La vieja debía de ser realmente gitana, porque los gitanos
tenían fama de ser un poco tontos.
-Entonces interprete el sueño -le pidió.
-Antes, jura. Júrame que me vas a dar la décima parte de tu
tesoro
a cambio de lo que voy a decirte.
El chico juró. La vieja le pidió que repitiera el juramento
mirando la imagen del Sagrado Corazón de Jesús.
-Es un sueño del Lenguaje del Mundo -dijo ella-. Puedo
interpre- tarlo, aunque es una interpretación muy difícil.
Por eso creo que merezco mi parte en tu hallazgo. He aquí la
interpretación: tienes que
ir hasta las Pirámides de Egipto. Nunca oí hablar de ellas,
pero si fue un niño el que te las mostró es porque existen.
Allí encontrarás un tesoro que te hará rico.
El muchacho se quedó sorprendido y después irritado. No
necesitaba haber buscado a la vieja para esto. Finalmente
recordó que no iba a pagar nada.
-Para esto no necesitaba haber perdido mi tiempo -dijo.
-Por eso te dije que tu sueño era difícil. Las cosas simples
son las
más extraordinarias, y sólo los sabios consiguen verlas.
Puesto que yo no soy sabia, tengo que conocer otras artes,
como la lectura de las manos.
-¿Y cómo voy a llegar hasta Egipto?
-Yo sólo interpreto sueños. No sé transformarlos en
realidad. Por eso tengo que vivir de lo que mis hijas me
dan.
-¿Y si no llego hasta Egipto?
-Me quedo sin cobrar. No sería la primera vez.
Y la vieja no dijo nada más. Le pidió al muchacho que se
fuera, porque ya había perdido mucho tiempo con él.
El muchacho salió decepcionado y convencido de que no
creería nunca más en sueños. Se acordó de que tenía varias
cosas que hacer: fue al colmado a comprar algo de comida,
cambió su libro por otro más grueso y se sentó en un banco
de la plaza para saborear el nuevo vino que había comprado.

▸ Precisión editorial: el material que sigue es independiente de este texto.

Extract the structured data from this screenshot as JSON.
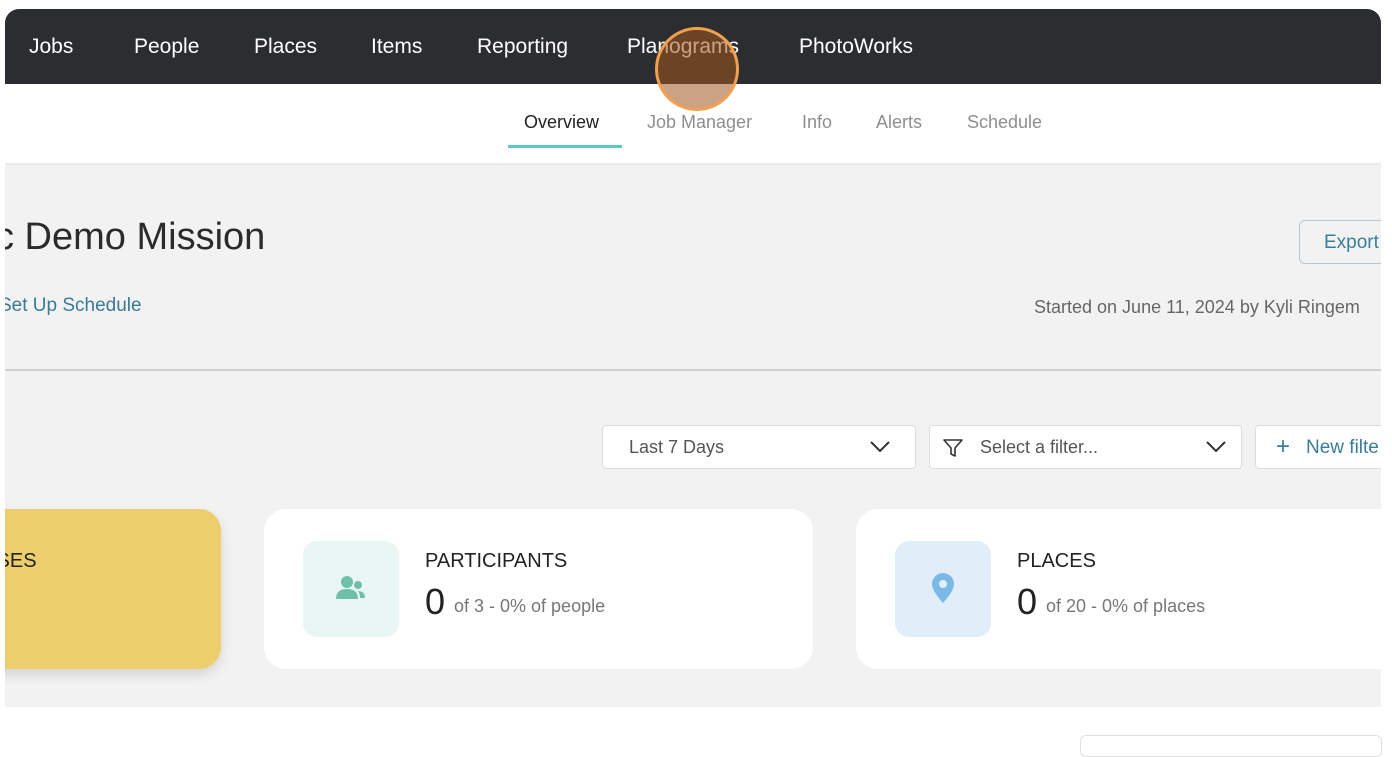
{
  "topnav": {
    "items": [
      "Jobs",
      "People",
      "Places",
      "Items",
      "Reporting",
      "Planograms",
      "PhotoWorks"
    ]
  },
  "subnav": {
    "tabs": [
      "Overview",
      "Job Manager",
      "Info",
      "Alerts",
      "Schedule"
    ],
    "active_tab": "Overview"
  },
  "header": {
    "title": "c Demo Mission",
    "export_label": "Export",
    "schedule_link": "Set Up Schedule",
    "started_text": "Started on June 11, 2024 by Kyli Ringem"
  },
  "filters": {
    "date_range": "Last 7 Days",
    "filter_placeholder": "Select a filter...",
    "new_filter_label": "New filte"
  },
  "cards": [
    {
      "label": "ISES",
      "color": "#edce6d"
    },
    {
      "label": "PARTICIPANTS",
      "count": "0",
      "detail": "of 3 - 0% of people",
      "icon": "people-icon",
      "icon_color": "#6fc0a6",
      "bg": "#e9f6f3"
    },
    {
      "label": "PLACES",
      "count": "0",
      "detail": "of 20 - 0% of places",
      "icon": "map-pin-icon",
      "icon_color": "#7ab9e6",
      "bg": "#e1eef9"
    }
  ],
  "colors": {
    "nav_bg": "#2b2d30",
    "accent": "#5ec8c8",
    "link": "#3a7a96"
  }
}
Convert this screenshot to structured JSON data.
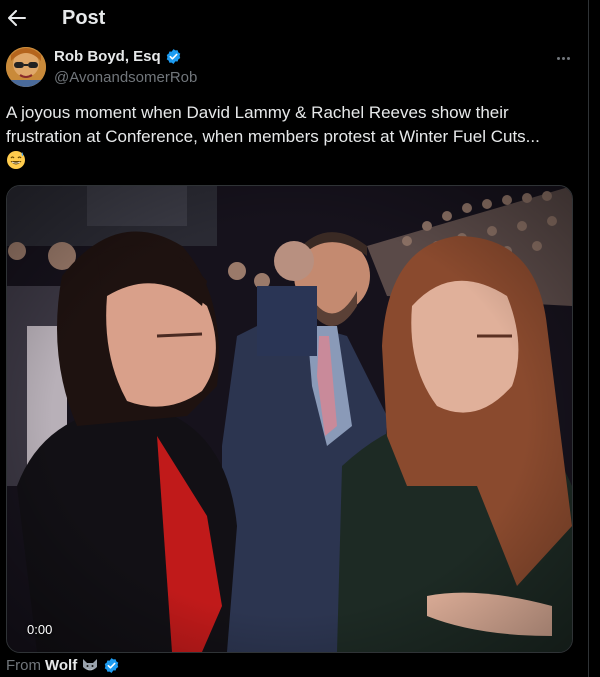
{
  "header": {
    "title": "Post",
    "back_icon": "arrow-left-icon"
  },
  "author": {
    "name": "Rob Boyd, Esq",
    "handle": "@AvonandsomerRob",
    "verified_icon": "verified-badge-icon",
    "verified_color": "#1d9bf0"
  },
  "post": {
    "text": "A joyous moment when David Lammy & Rachel Reeves show their frustration at Conference, when members protest at Winter Fuel Cuts...",
    "emoji_icon": "grinning-sweat-emoji-icon"
  },
  "media": {
    "timestamp": "0:00",
    "type": "video"
  },
  "via": {
    "prefix": "From",
    "source": "Wolf",
    "source_emoji": "wolf-emoji-icon"
  },
  "colors": {
    "background": "#000000",
    "text": "#e7e9ea",
    "secondary": "#71767b",
    "accent": "#1d9bf0"
  }
}
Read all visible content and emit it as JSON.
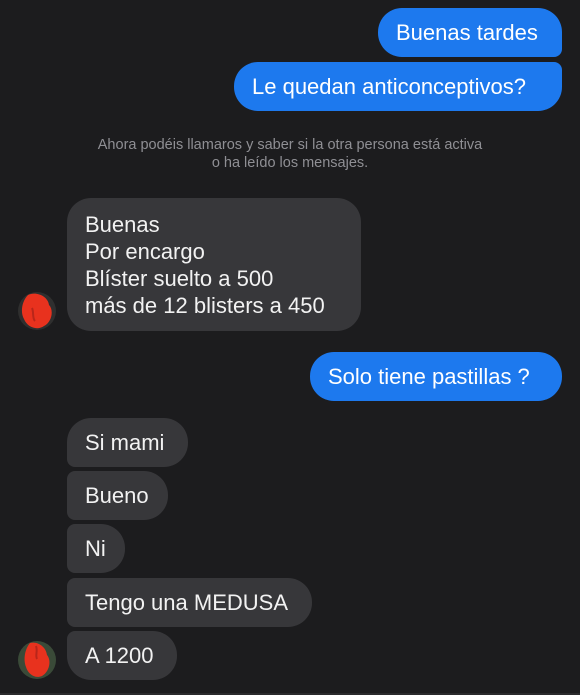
{
  "conversation": {
    "outgoing_1": "Buenas tardes",
    "outgoing_2": "Le quedan anticonceptivos?",
    "notice_line_1": "Ahora podéis llamaros y saber si la otra persona está activa",
    "notice_line_2": "o ha leído los mensajes.",
    "incoming_block": [
      "Buenas",
      "Por encargo",
      "Blíster suelto a 500",
      "más de 12 blisters a 450"
    ],
    "outgoing_3": "Solo tiene pastillas ?",
    "incoming_1": "Si mami",
    "incoming_2": "Bueno",
    "incoming_3": "Ni",
    "incoming_4": "Tengo una MEDUSA",
    "incoming_5": "A 1200"
  },
  "colors": {
    "outgoing_bubble": "#1d79ee",
    "incoming_bubble": "#37373a",
    "background": "#1c1c1e",
    "redaction": "#e8321e"
  }
}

Era un día caluroso y el vino, por uno de estos misterios
insondables, conseguía refrescar un poco su cuerpo. Las
ovejas estaban a la entrada de la ciudad, en el establo de
un nuevo amigo suyo. Conocía a mucha gente por aquellas
zonas, y por eso le gustaba viajar. Uno siempre acaba
haciendo amigos nuevos y no es necesario quedarse con ellos
día tras día. Cuando vemos siempre a las mismas personas (y
esto pasaba en el seminario) terminamos haciendo que pasen a
formar parte de nuestras vidas. Y como ellas forman parte de
nuestras vidas, pasan también a querer modificar nuestras
vidas. Y
si no somos como ellas esperan que seamos, se molestan.
Porque todas las personas saben exactamente cómo debemos
vivir nuestra vida.
Y nunca tienen idea de cómo deben vivir sus propias vidas.
Como la mujer de los sueños, que no sabía transformarlos en
realidad.
Decidió esperar a que el sol estuviera un poco más bajo
antes de seguir con sus ovejas en dirección al campo. Dentro
de tres días estaría con la hija del comerciante.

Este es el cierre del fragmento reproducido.